PDP crisis: VP Namadi Sambo’s job threatened by mass defection

by Akintomiwa Agbaje

Namadi-Sambo

As preparations for the 2015 elections gather momentum, the mass exodus of members from the Peoples Democratic Party (PDP) threatenn the job of Vice President, Namadi Sambo.

This is as a result of moves made by the president’s men to enlist the support of two former governors, Attahiru Bafarawa (Sokoto) and Ibrahim Shekarau (Kano) to join the PDP.

According to a Leadership report:

Their calculation is that if either of the former governors run on the PDP platform as President Jonathan’s running mate in 2015, the All Progressives Congress (APC) could be cut to size.

But the former governors who are founding fathers of the APC are circumspect in their reactions to the move allegedly spearheaded by a top PDP member. This is even as both the ruling PDP and the presidency made frugal comments as regards the purported move to oust Sambo.

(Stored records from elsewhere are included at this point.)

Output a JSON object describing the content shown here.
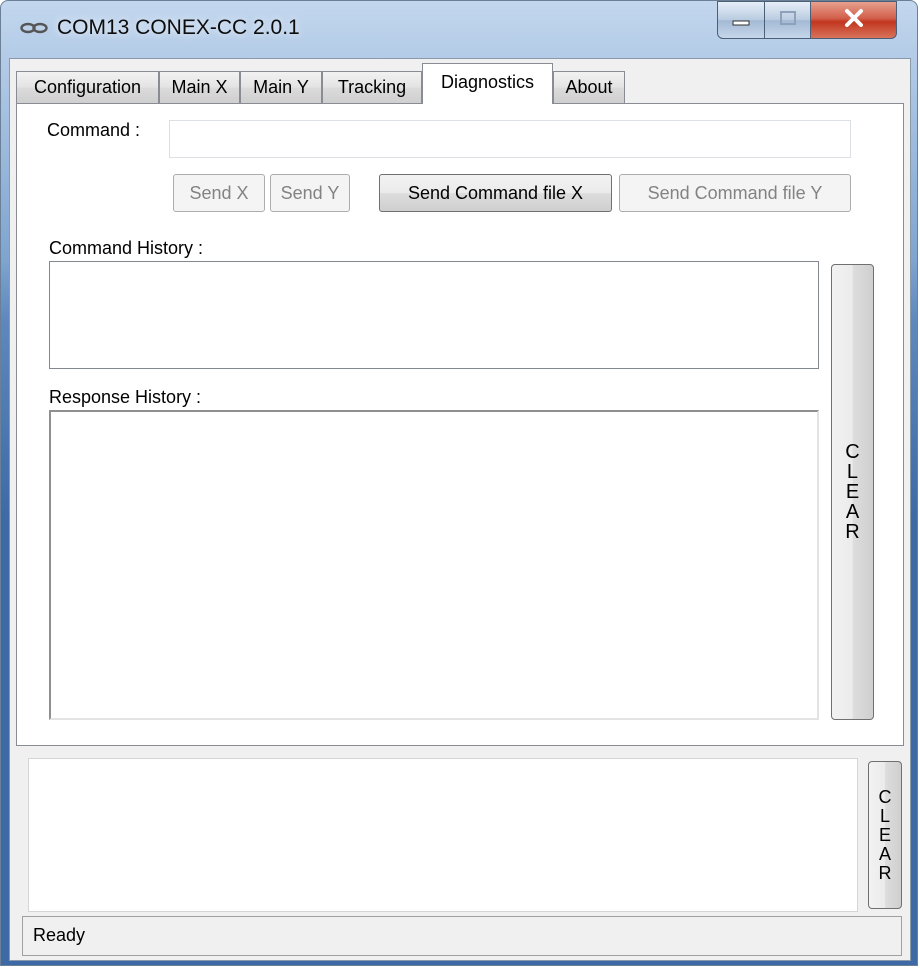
{
  "window": {
    "title": "COM13  CONEX-CC 2.0.1",
    "app_icon": "link-chain-icon",
    "buttons": {
      "minimize": "minimize-icon",
      "maximize": "maximize-icon",
      "close": "close-icon"
    }
  },
  "tabs": [
    {
      "label": "Configuration",
      "active": false
    },
    {
      "label": "Main X",
      "active": false
    },
    {
      "label": "Main Y",
      "active": false
    },
    {
      "label": "Tracking",
      "active": false
    },
    {
      "label": "Diagnostics",
      "active": true
    },
    {
      "label": "About",
      "active": false
    }
  ],
  "diagnostics": {
    "command_label": "Command :",
    "command_value": "",
    "send_x": "Send X",
    "send_y": "Send Y",
    "send_file_x": "Send Command file X",
    "send_file_y": "Send Command file Y",
    "command_history_label": "Command History :",
    "response_history_label": "Response History :",
    "clear_label": "C\nL\nE\nA\nR"
  },
  "log": {
    "clear_label": "C\nL\nE\nA\nR"
  },
  "status": {
    "text": "Ready"
  }
}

Regardless of the seeming ambivalence, a top presidency source told LEADERSHIP Sunday that a team of party leaders had been mandated to discuss with Bafarawa and Shekarau on the propriety of joining the PDP.

“We have reached the stage that no one would want to play the dangerous game of ignorance; as it is now, we are ready to play the game the way the opposition wants it and there is no going back on this.

“If for the sake of political power, traditional foes could align forces and think they can upstage us in 2015, then, the time for real politics has come because we will not wait for them, neither are we going to allow them beat us to the game.

All they want in APC is political power without any focus and we need to avoid a situation in Nigeria whereby power mongers will take over government just for the sake of it,” he said.

The presidency official further said: “The same way they think there are PDP members they can woo to their side, I can tell you that we have better ways to have some of their most honourable men in the so-called opposition to work with us in order to deliver Nigeria for Nigerians in 2015.

“As I am talking to you now, we are in an advanced stage of bringing on board some of the opposition’s best democrats to strengthen our party; I don’t think this is out of place because just like the opposition sees some of our men as credible enough to bring on board, we have also identified some in the opposition too good to belong to the APC to come on board so that we can forge ahead in the quest for national unity.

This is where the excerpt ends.